Apr 24, 2024  
2021 - 2022 Undergraduate Catalog 
    
2021 - 2022 Undergraduate Catalog [ARCHIVED CATALOG]

ENSP 351 - Capitalism, Poverty and Environmental Justice


Credits: (4)
College Curriculum: COLL 350
Karl Marx observes that, “… in the end, Capitalism will destroy both Labor and Nature.” Affirmed by our experience, we may still wonder if it is true - that our presumptive means of economic life, the source of our wealth and values, our prosperity, and the one historic economic system that has raised standards of living globally, is in the end the engine that is eroding our freedom, impoverishing millions and destroying our planet, threatening our very existence.  We are inclined to view the triad of capitalism, poverty and nature as “natural law” or “facts of nature” that we cannot transcend.  We fail to recognize that together they constitute a world imbricated by and subject to human action where we  hold the power of change.  First comes understanding.

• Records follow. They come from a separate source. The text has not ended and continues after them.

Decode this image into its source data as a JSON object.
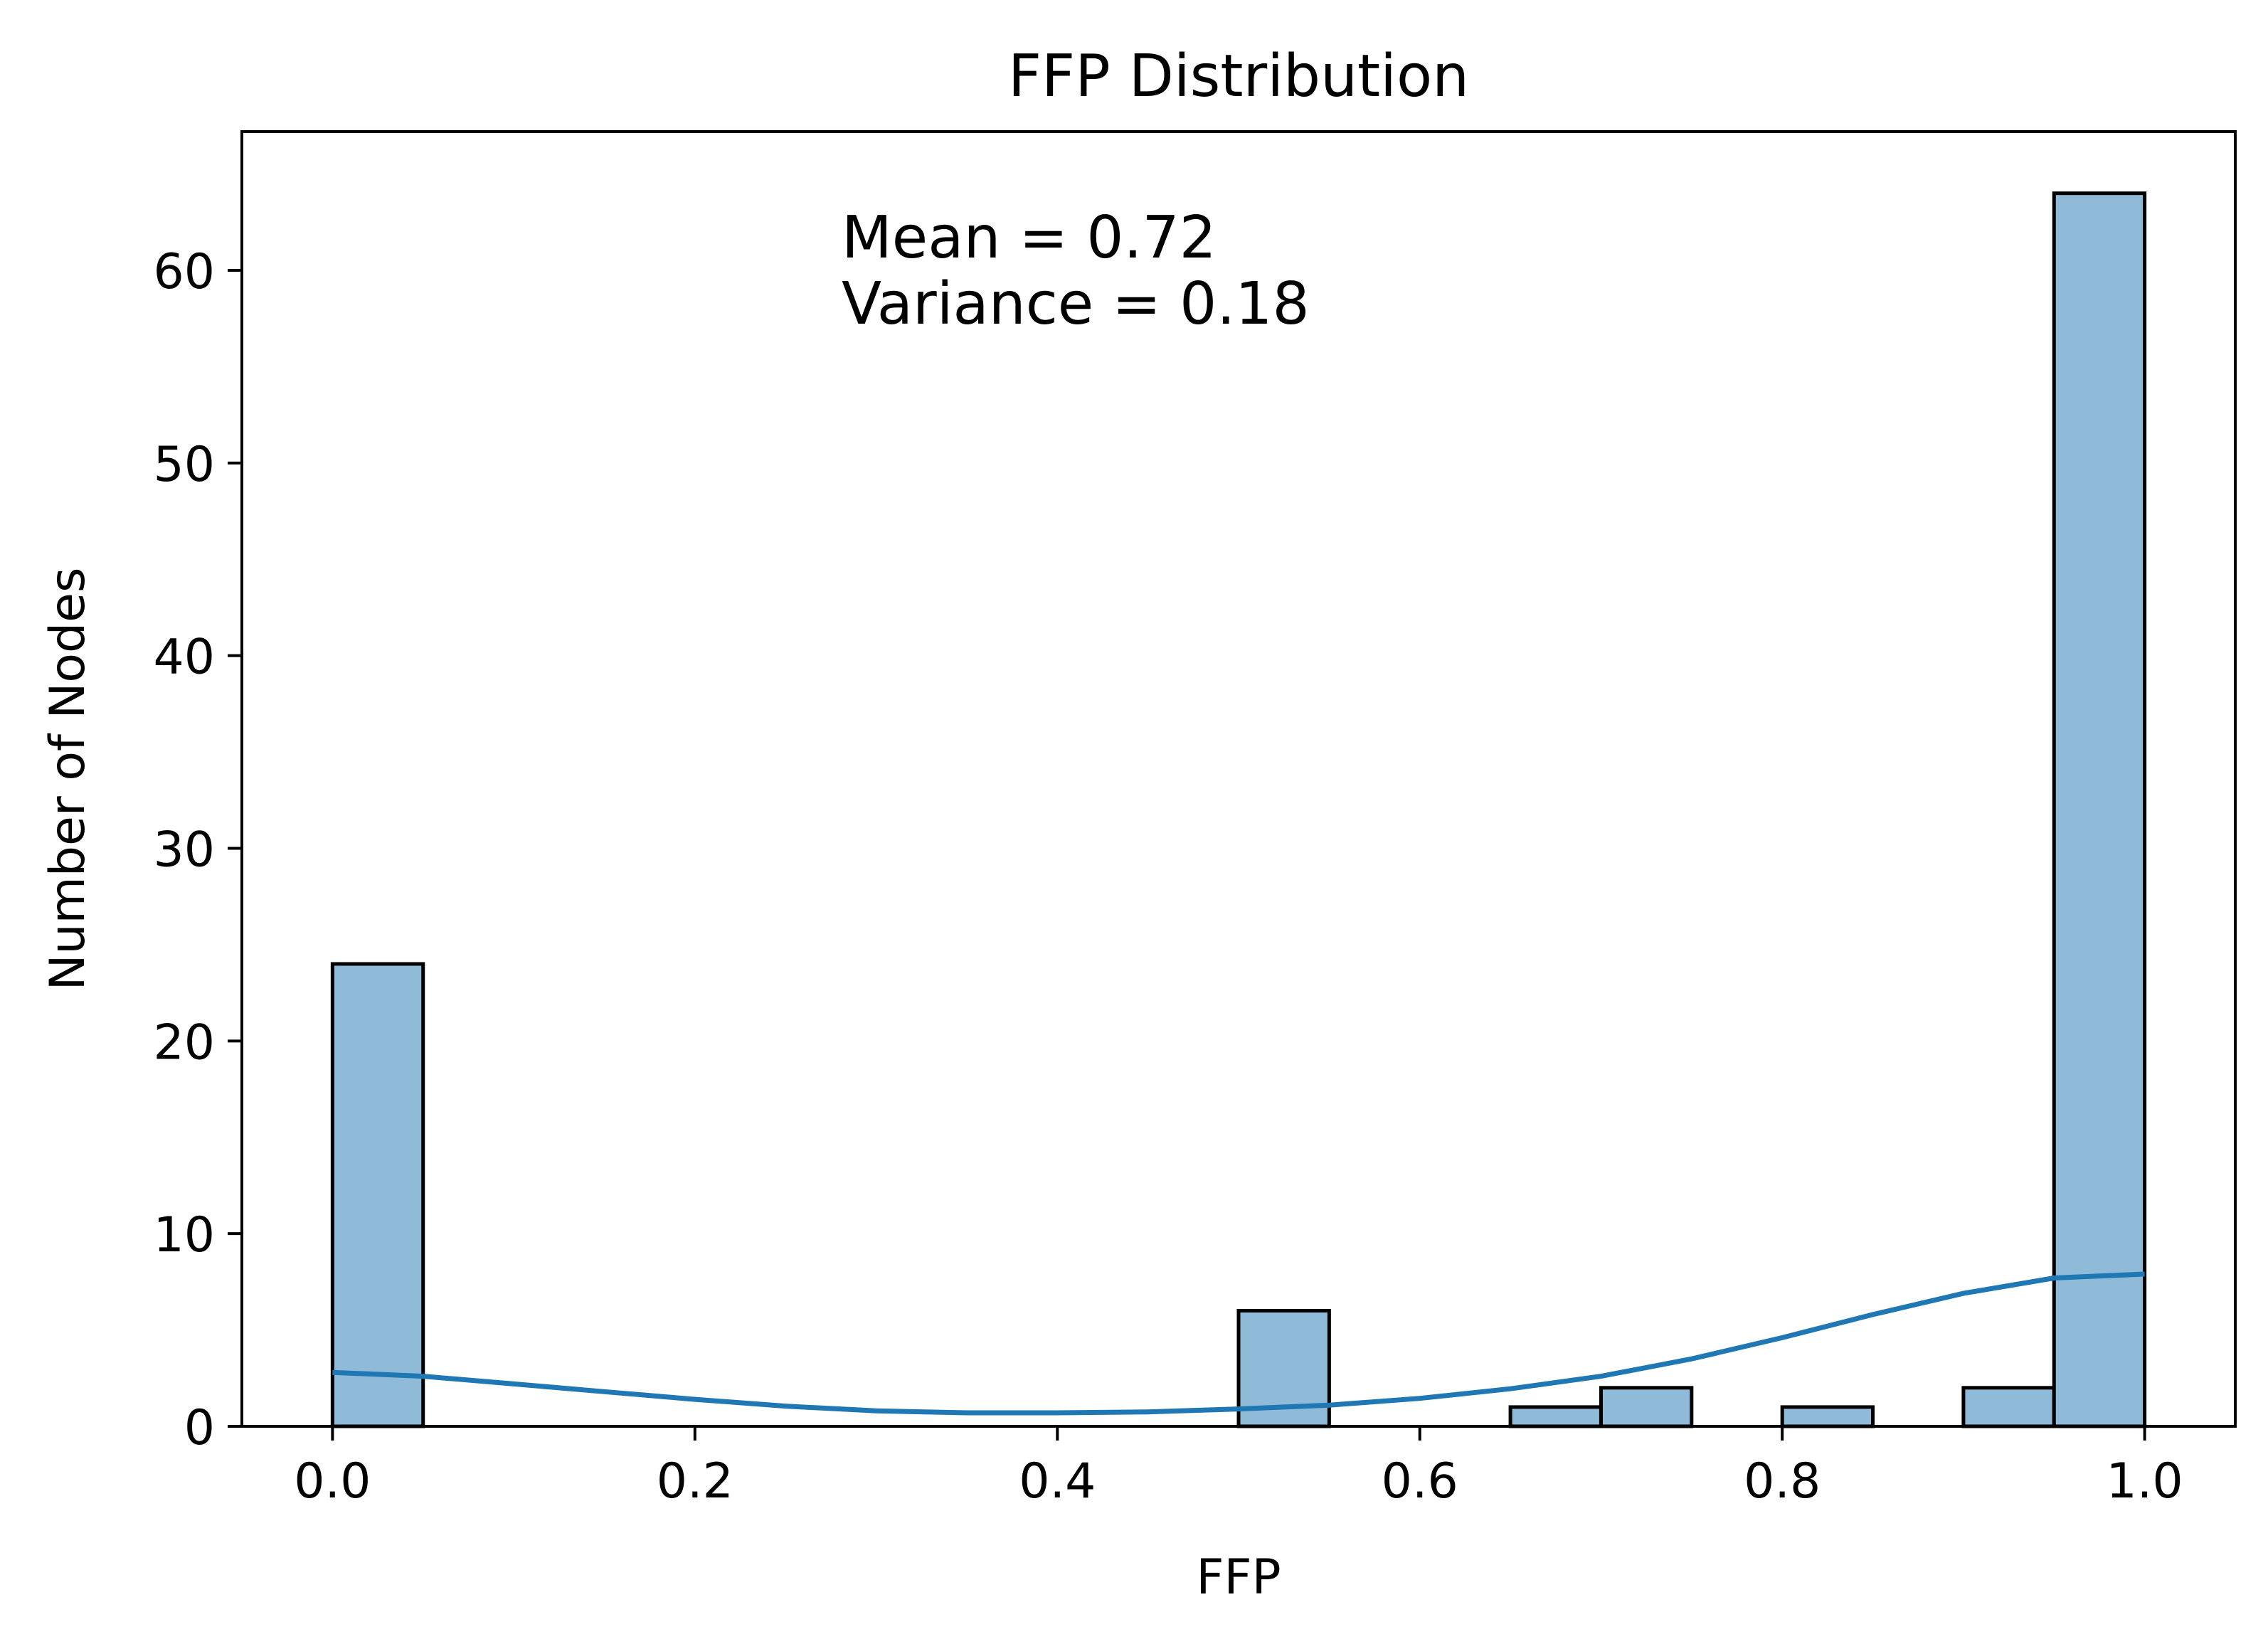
{
  "chart_data": {
    "type": "bar",
    "title": "FFP Distribution",
    "xlabel": "FFP",
    "ylabel": "Number of Nodes",
    "xlim": [
      -0.05,
      1.05
    ],
    "ylim": [
      0,
      67.2
    ],
    "xticks": [
      0.0,
      0.2,
      0.4,
      0.6,
      0.8,
      1.0
    ],
    "xtick_labels": [
      "0.0",
      "0.2",
      "0.4",
      "0.6",
      "0.8",
      "1.0"
    ],
    "yticks": [
      0,
      10,
      20,
      30,
      40,
      50,
      60
    ],
    "ytick_labels": [
      "0",
      "10",
      "20",
      "30",
      "40",
      "50",
      "60"
    ],
    "grid": false,
    "bin_width": 0.05,
    "bins": [
      {
        "x0": 0.0,
        "count": 24
      },
      {
        "x0": 0.05,
        "count": 0
      },
      {
        "x0": 0.1,
        "count": 0
      },
      {
        "x0": 0.15,
        "count": 0
      },
      {
        "x0": 0.2,
        "count": 0
      },
      {
        "x0": 0.25,
        "count": 0
      },
      {
        "x0": 0.3,
        "count": 0
      },
      {
        "x0": 0.35,
        "count": 0
      },
      {
        "x0": 0.4,
        "count": 0
      },
      {
        "x0": 0.45,
        "count": 0
      },
      {
        "x0": 0.5,
        "count": 6
      },
      {
        "x0": 0.55,
        "count": 0
      },
      {
        "x0": 0.6,
        "count": 0
      },
      {
        "x0": 0.65,
        "count": 1
      },
      {
        "x0": 0.7,
        "count": 2
      },
      {
        "x0": 0.75,
        "count": 0
      },
      {
        "x0": 0.8,
        "count": 1
      },
      {
        "x0": 0.85,
        "count": 0
      },
      {
        "x0": 0.9,
        "count": 2
      },
      {
        "x0": 0.95,
        "count": 64
      }
    ],
    "kde": {
      "x": [
        0.0,
        0.05,
        0.1,
        0.15,
        0.2,
        0.25,
        0.3,
        0.35,
        0.4,
        0.45,
        0.5,
        0.55,
        0.6,
        0.65,
        0.7,
        0.75,
        0.8,
        0.85,
        0.9,
        0.95,
        1.0
      ],
      "y": [
        2.8,
        2.6,
        2.2,
        1.8,
        1.4,
        1.05,
        0.8,
        0.7,
        0.7,
        0.75,
        0.9,
        1.1,
        1.45,
        1.95,
        2.6,
        3.5,
        4.6,
        5.8,
        6.9,
        7.7,
        7.9
      ]
    },
    "annotations": [
      "Mean = 0.72",
      "Variance = 0.18"
    ],
    "colors": {
      "bar_fill": "#8fbad8",
      "bar_edge": "#000000",
      "kde_line": "#1f77b4"
    }
  }
}
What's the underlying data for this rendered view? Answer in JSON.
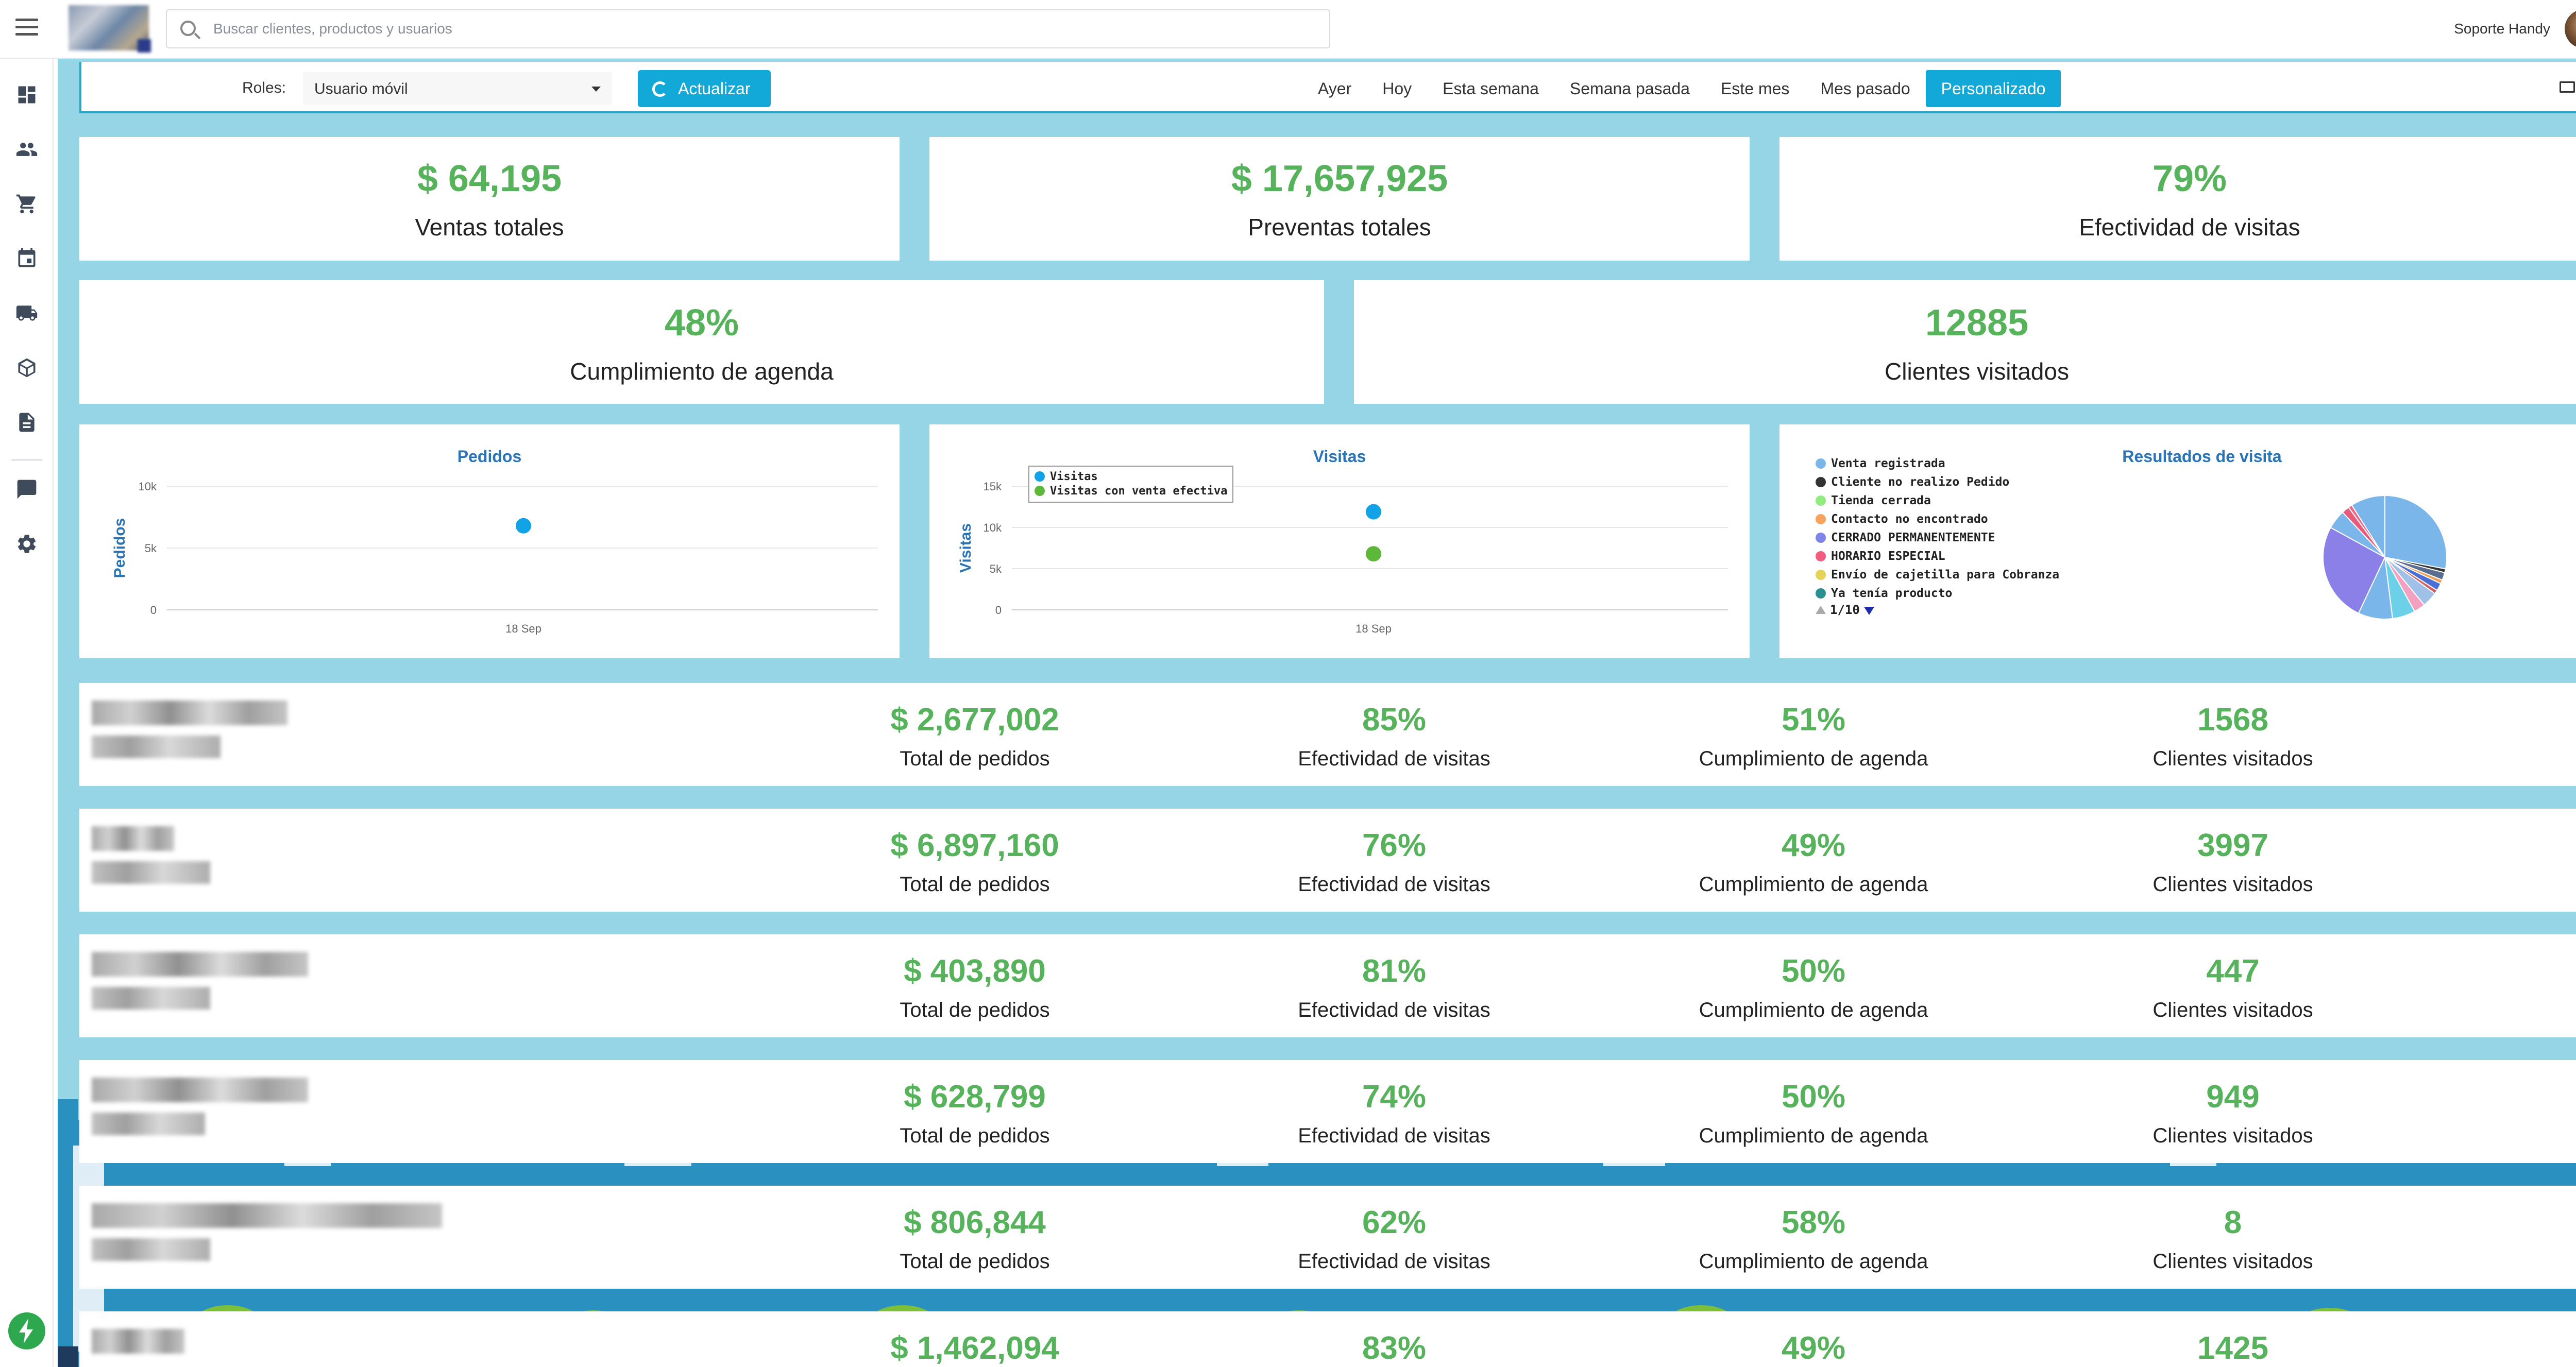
{
  "header": {
    "search_placeholder": "Buscar clientes, productos y usuarios",
    "user_name": "Soporte Handy"
  },
  "sidebar": {
    "icons": [
      "dashboard-icon",
      "users-icon",
      "cart-icon",
      "calendar-icon",
      "truck-icon",
      "box-icon",
      "document-icon",
      "chat-icon",
      "gear-icon",
      "bolt-icon"
    ]
  },
  "toolbar": {
    "roles_label": "Roles:",
    "roles_value": "Usuario móvil",
    "update_label": "Actualizar",
    "filters": [
      "Ayer",
      "Hoy",
      "Esta semana",
      "Semana pasada",
      "Este mes",
      "Mes pasado",
      "Personalizado"
    ],
    "active_filter": "Personalizado"
  },
  "kpis": {
    "ventas": {
      "value": "$ 64,195",
      "label": "Ventas totales"
    },
    "preventas": {
      "value": "$ 17,657,925",
      "label": "Preventas totales"
    },
    "efectividad": {
      "value": "79%",
      "label": "Efectividad de visitas"
    },
    "cumplimiento": {
      "value": "48%",
      "label": "Cumplimiento de agenda"
    },
    "clientes": {
      "value": "12885",
      "label": "Clientes visitados"
    }
  },
  "charts": {
    "pedidos": {
      "title": "Pedidos",
      "ylabel": "Pedidos",
      "yticks": [
        "10k",
        "5k",
        "0"
      ],
      "xtick": "18 Sep"
    },
    "visitas": {
      "title": "Visitas",
      "ylabel": "Visitas",
      "yticks": [
        "15k",
        "10k",
        "5k",
        "0"
      ],
      "xtick": "18 Sep",
      "legend": [
        "Visitas",
        "Visitas con venta efectiva"
      ]
    },
    "resultados": {
      "title": "Resultados de visita",
      "legend": [
        "Venta registrada",
        "Cliente no realizo Pedido",
        "Tienda cerrada",
        "Contacto no encontrado",
        "CERRADO PERMANENTEMENTE",
        "HORARIO ESPECIAL",
        "Envío de cajetilla para Cobranza",
        "Ya tenía producto"
      ],
      "pager": "1/10"
    }
  },
  "chart_data": [
    {
      "type": "scatter",
      "title": "Pedidos",
      "ylabel": "Pedidos",
      "x": [
        "18 Sep"
      ],
      "series": [
        {
          "values": [
            6800
          ]
        }
      ],
      "ylim": [
        0,
        10000
      ],
      "color": "#12a3e6"
    },
    {
      "type": "scatter",
      "title": "Visitas",
      "ylabel": "Visitas",
      "x": [
        "18 Sep"
      ],
      "series": [
        {
          "name": "Visitas",
          "values": [
            11900
          ],
          "color": "#12a3e6"
        },
        {
          "name": "Visitas con venta efectiva",
          "values": [
            6800
          ],
          "color": "#5db83a"
        }
      ],
      "ylim": [
        0,
        15000
      ],
      "legend": "top-left"
    },
    {
      "type": "pie",
      "title": "Resultados de visita",
      "slices": [
        {
          "value": 28,
          "color": "#7ab6ea"
        },
        {
          "value": 1,
          "color": "#333333"
        },
        {
          "value": 2,
          "color": "#5a6f90"
        },
        {
          "value": 1,
          "color": "#f0a050"
        },
        {
          "value": 2,
          "color": "#4b6fd6"
        },
        {
          "value": 1,
          "color": "#d16060"
        },
        {
          "value": 4,
          "color": "#a0c0e8"
        },
        {
          "value": 3,
          "color": "#f4a0c0"
        },
        {
          "value": 6,
          "color": "#6cd0e8"
        },
        {
          "value": 9,
          "color": "#7ab6ea"
        },
        {
          "value": 26,
          "color": "#8b7fe8"
        },
        {
          "value": 5,
          "color": "#7ab6ea"
        },
        {
          "value": 2,
          "color": "#e85a7a"
        },
        {
          "value": 1,
          "color": "#ee6688"
        },
        {
          "value": 9,
          "color": "#7ab6ea"
        }
      ]
    }
  ],
  "rows": [
    {
      "total": "$ 2,677,002",
      "efectividad": "85%",
      "cumplimiento": "51%",
      "clientes": "1568"
    },
    {
      "total": "$ 6,897,160",
      "efectividad": "76%",
      "cumplimiento": "49%",
      "clientes": "3997"
    },
    {
      "total": "$ 403,890",
      "efectividad": "81%",
      "cumplimiento": "50%",
      "clientes": "447"
    },
    {
      "total": "$ 628,799",
      "efectividad": "74%",
      "cumplimiento": "50%",
      "clientes": "949"
    },
    {
      "total": "$ 806,844",
      "efectividad": "62%",
      "cumplimiento": "58%",
      "clientes": "8"
    },
    {
      "total": "$ 1,462,094",
      "efectividad": "83%",
      "cumplimiento": "49%",
      "clientes": "1425"
    }
  ],
  "row_labels": {
    "total": "Total de pedidos",
    "efectividad": "Efectividad de visitas",
    "cumplimiento": "Cumplimiento de agenda",
    "clientes": "Clientes visitados"
  },
  "colors": {
    "accent": "#12a8d8",
    "green": "#56b35b",
    "background": "#96d5e6",
    "chart_title": "#2a73b4"
  }
}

In this course we examine the systemic interrelationships of Capitalism, Poverty and Environment that produce emergent properties (templates) predicating the negative outcomes we observe as the selective degradation of peoples.  From this foundation we can address questions of policy and law that amplify first order conditions and lead to systemic environmental injustice in the areas of education, health care, housing, and exposure to catastrophic environmental events.

Student case studies will explore these areas.